Switch to Whole Grains
Substitute white rice with alternatives like quinoa, barley, or brown rice, which are better for maintaining stable blood sugar levels.
Add Healthy Fats
Include healthy fats such as avocado, nuts, or seeds in your meal, which can help slow the digestion process.
Include Protein
Add a source of lean protein such as grilled chicken, tofu, or fish. Protein helps to keep blood sugar levels stable.
Stay Hydrated
Drink plenty of water throughout the day. Hydration can help in maintaining overall blood sugar levels.
Pre-Meal Exercise
Engage in light physical activity, such as a short walk, before eating your meal. Exercise can help improve insulin sensitivity.
Eat Slowly
Take your time to eat your meal.
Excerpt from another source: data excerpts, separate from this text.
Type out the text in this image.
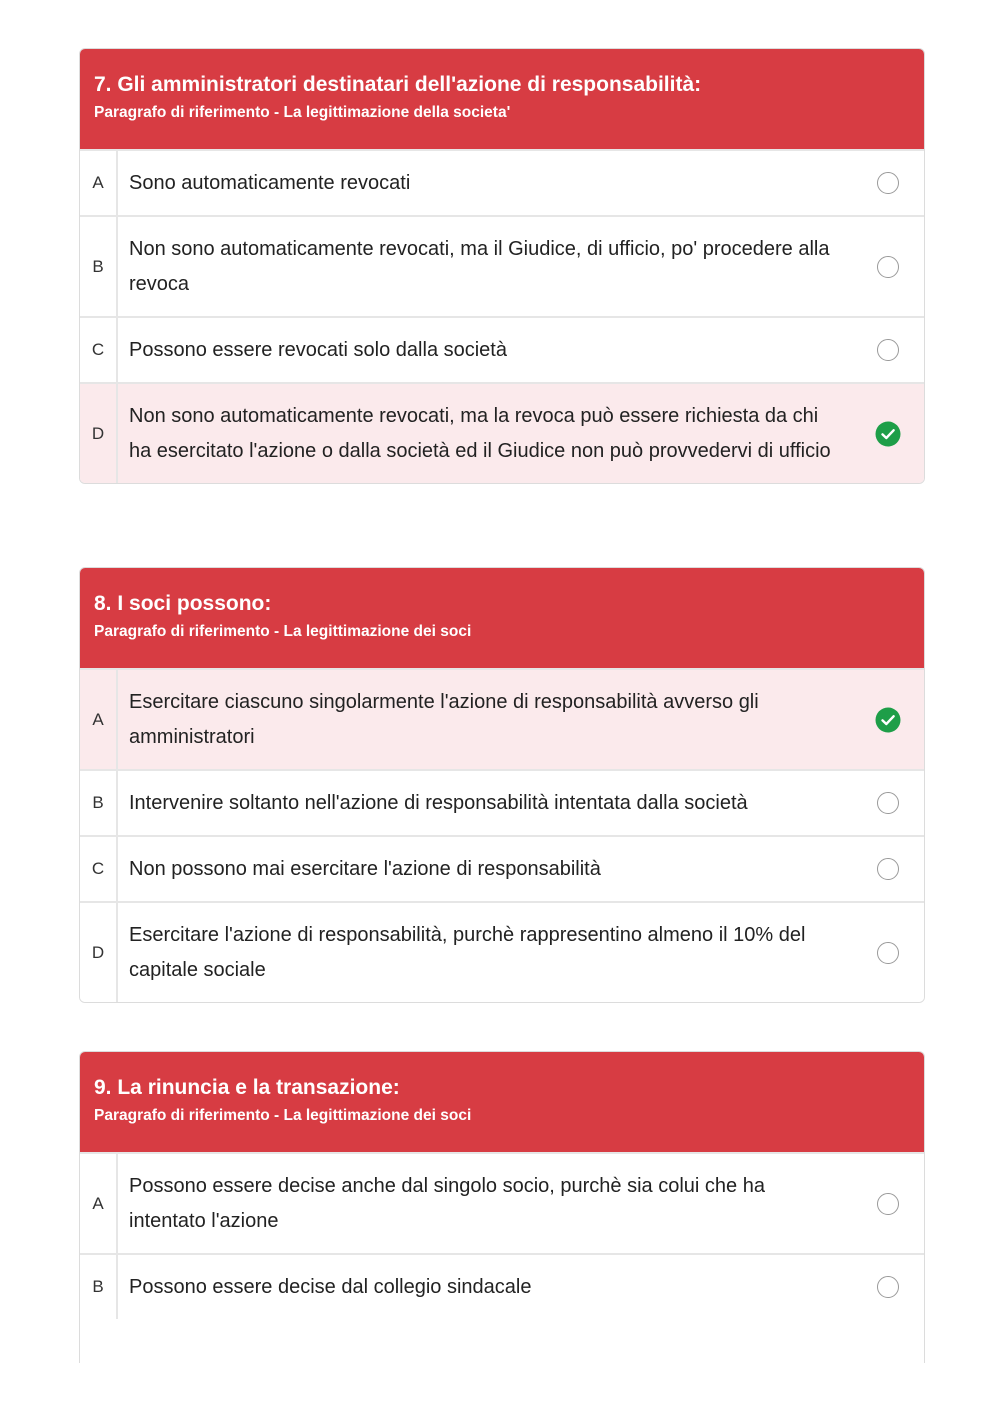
7. Gli amministratori destinatari dell'azione di responsabilità:
Paragrafo di riferimento - La legittimazione della societa'
A	Sono automaticamente revocati
B
Non sono automaticamente revocati, ma il Giudice, di ufficio, po' procedere alla revoca
C	Possono essere revocati solo dalla società
D
Non sono automaticamente revocati, ma la revoca può essere richiesta da chi ha esercitato l'azione o dalla società ed il Giudice non può provvedervi di ufficio
8. I soci possono:
Paragrafo di riferimento - La legittimazione dei soci
A
Esercitare ciascuno singolarmente l'azione di responsabilità avverso gli amministratori
B	Intervenire soltanto nell'azione di responsabilità intentata dalla società
C	Non possono mai esercitare l'azione di responsabilità
D
Esercitare l'azione di responsabilità, purchè rappresentino almeno il 10% del capitale sociale
9. La rinuncia e la transazione:
Paragrafo di riferimento - La legittimazione dei soci
A
Possono essere decise anche dal singolo socio, purchè sia colui che ha intentato l'azione
B	Possono essere decise dal collegio sindacale
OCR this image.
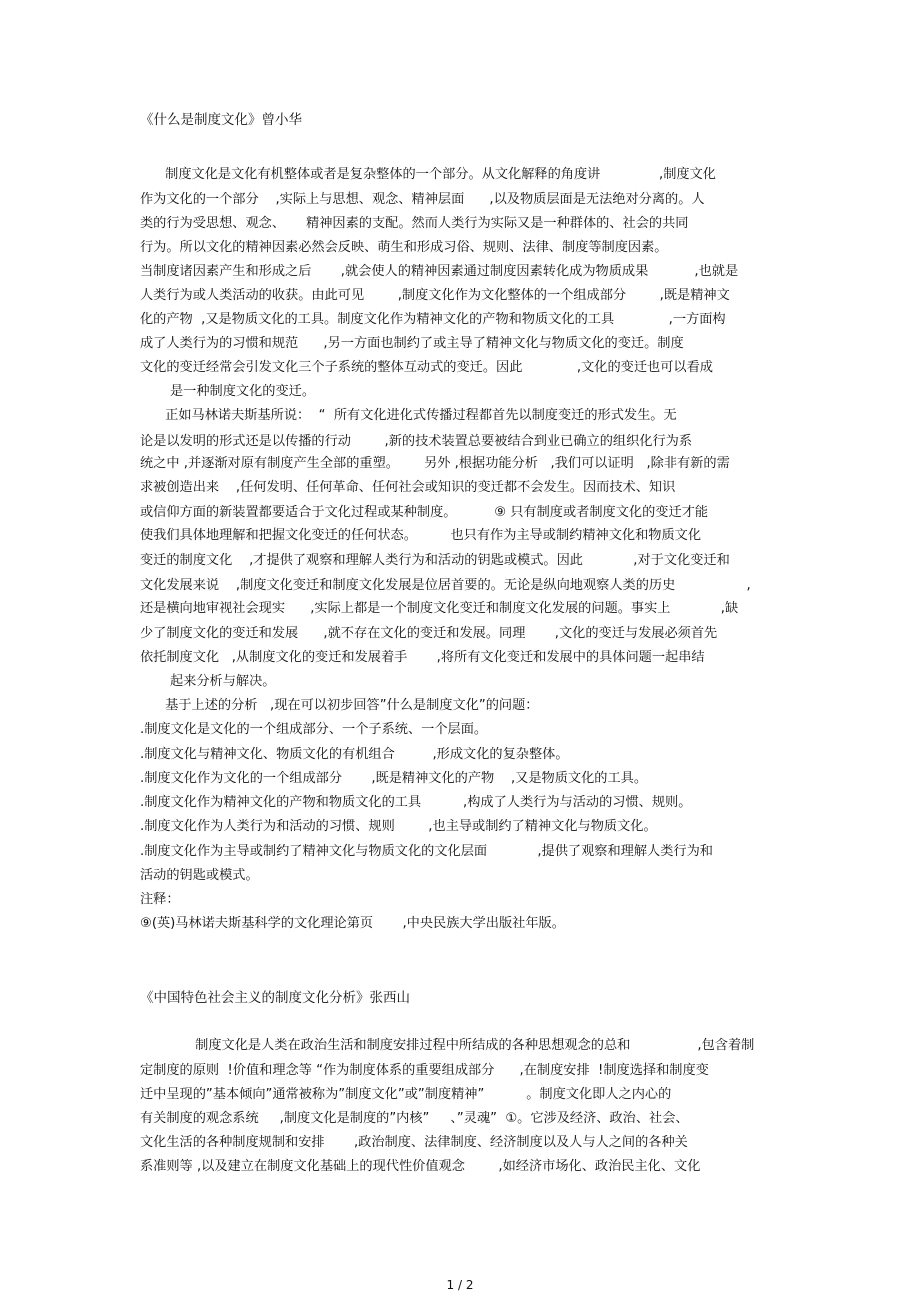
《什么是制度文化》曾小华
制度文化是文化有机整体或者是复杂整体的一个部分。从文化解释的角度讲              ,制度文化
作为文化的一个部分    ,实际上与思想、观念、精神层面      ,以及物质层面是无法绝对分离的。人
类的行为受思想、观念、     精神因素的支配。然而人类行为实际又是一种群体的、社会的共同
行为。所以文化的精神因素必然会反映、萌生和形成习俗、规则、法律、制度等制度因素。
当制度诸因素产生和形成之后       ,就会使人的精神因素通过制度因素转化成为物质成果           ,也就是
人类行为或人类活动的收获。由此可见        ,制度文化作为文化整体的一个组成部分        ,既是精神文
化的产物  ,又是物质文化的工具。制度文化作为精神文化的产物和物质文化的工具             ,一方面构
成了人类行为的习惯和规范      ,另一方面也制约了或主导了精神文化与物质文化的变迁。制度
文化的变迁经常会引发文化三个子系统的整体互动式的变迁。因此             ,文化的变迁也可以看成
是一种制度文化的变迁。
正如马林诺夫斯基所说：  “  所有文化进化式传播过程都首先以制度变迁的形式发生。无
论是以发明的形式还是以传播的行动        ,新的技术装置总要被结合到业已确立的组织化行为系
统之中 ,并逐渐对原有制度产生全部的重塑。      另外 ,根据功能分析   ,我们可以证明   ,除非有新的需
求被创造出来    ,任何发明、任何革命、任何社会或知识的变迁都不会发生。因而技术、知识
或信仰方面的新装置都要适合于文化过程或某种制度。         ⑨ 只有制度或者制度文化的变迁才能
使我们具体地理解和把握文化变迁的任何状态。        也只有作为主导或制约精神文化和物质文化
变迁的制度文化    ,才提供了观察和理解人类行为和活动的钥匙或模式。因此            ,对于文化变迁和
文化发展来说    ,制度文化变迁和制度文化发展是位居首要的。无论是纵向地观察人类的历史                 ,
还是横向地审视社会现实      ,实际上都是一个制度文化变迁和制度文化发展的问题。事实上            ,缺
少了制度文化的变迁和发展      ,就不存在文化的变迁和发展。同理       ,文化的变迁与发展必须首先
依托制度文化   ,从制度文化的变迁和发展着手       ,将所有文化变迁和发展中的具体问题一起串结
起来分析与解决。
基于上述的分析   ,现在可以初步回答”什么是制度文化”的问题：
.制度文化是文化的一个组成部分、一个子系统、一个层面。
.制度文化与精神文化、物质文化的有机组合         ,形成文化的复杂整体。
.制度文化作为文化的一个组成部分       ,既是精神文化的产物    ,又是物质文化的工具。
.制度文化作为精神文化的产物和物质文化的工具          ,构成了人类行为与活动的习惯、规则。
.制度文化作为人类行为和活动的习惯、规则        ,也主导或制约了精神文化与物质文化。
.制度文化作为主导或制约了精神文化与物质文化的文化层面            ,提供了观察和理解人类行为和
活动的钥匙或模式。
注释：
⑨(英)马林诺夫斯基科学的文化理论第页       ,中央民族大学出版社年版。
《中国特色社会主义的制度文化分析》张西山
制度文化是人类在政治生活和制度安排过程中所结成的各种思想观念的总和                ,包含着制
定制度的原则  !价值和理念等 “作为制度体系的重要组成部分      ,在制度安排  !制度选择和制度变
迁中呈现的”基本倾向”通常被称为”制度文化”或”制度精神”          。制度文化即人之内心的
有关制度的观念系统     ,制度文化是制度的”内核”     、”灵魂”  ①。它涉及经济、政治、社会、
文化生活的各种制度规制和安排       ,政治制度、法律制度、经济制度以及人与人之间的各种关
系准则等 ,以及建立在制度文化基础上的现代性价值观念        ,如经济市场化、政治民主化、文化
1 / 2
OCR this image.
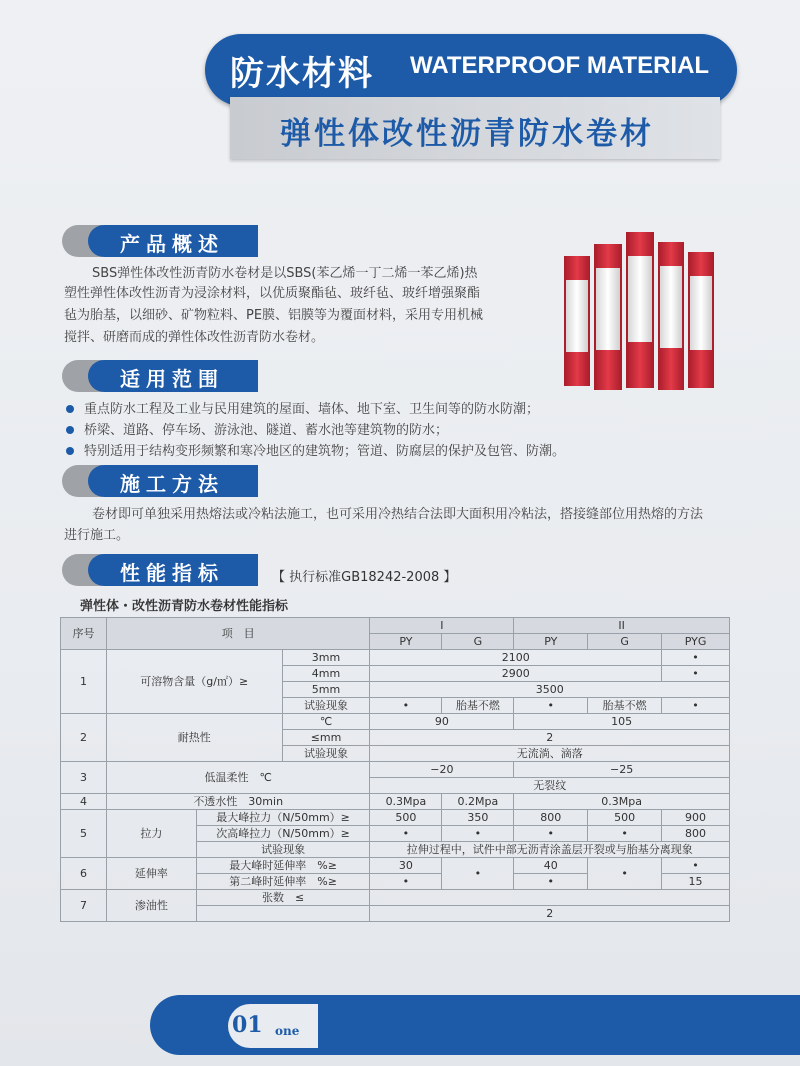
防水材料 WATERPROOF MATERIAL
弹性体改性沥青防水卷材
产品概述
SBS弹性体改性沥青防水卷材是以SBS(苯乙烯一丁二烯一苯乙烯)热
塑性弹性体改性沥青为浸涂材料，以优质聚酯毡、玻纤毡、玻纤增强聚酯
毡为胎基，以细砂、矿物粒料、PE膜、铝膜等为覆面材料，采用专用机械
搅拌、研磨而成的弹性体改性沥青防水卷材。
适用范围
重点防水工程及工业与民用建筑的屋面、墙体、地下室、卫生间等的防水防潮；
桥梁、道路、停车场、游泳池、隧道、蓄水池等建筑物的防水；
特别适用于结构变形频繁和寒冷地区的建筑物；管道、防腐层的保护及包管、防潮。
施工方法
卷材即可单独采用热熔法或冷粘法施工，也可采用冷热结合法即大面积用冷粘法，搭接缝部位用热熔的方法
进行施工。
性能指标	【 执行标准GB18242-2008 】
弹性体・改性沥青防水卷材性能指标
序号	项　目			I		II		
				PY	G	PY	G	PYG
1	可溶物含量（g/㎡）≥		3mm	2100				•
			4mm	2900				•
			5mm	3500				
			试验现象	•	胎基不燃	•	胎基不燃	•
2	耐热性		℃	90		105		
			≤mm	2				
			试验现象	无流淌、滴落				
3	低温柔性　℃			−20		−25		
				无裂纹				
4	不透水性　30min			0.3Mpa	0.2Mpa	0.3Mpa		
5	拉力	最大峰拉力（N/50mm）≥		500	350	800	500	900
		次高峰拉力（N/50mm）≥		•	•	•	•	800
		试验现象		拉伸过程中，试件中部无沥青涂盖层开裂或与胎基分离现象				
6	延伸率	最大峰时延伸率　%≥		30	•	40	•	•
		第二峰时延伸率　%≥		•		•		15
7	渗油性	张数　≤						
				2				
01 one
Eating slowly can help your body better manage the influx of sugar.
Monitor Blood Sugar Levels
Keep track of your blood sugar levels before and after meals to understand how different foods affect you and adjust accordingly.
Consider Vinegar
Adding a small amount of vinegar (like apple cider vinegar) to salads or meals can sometimes help in moderating blood sugar spikes.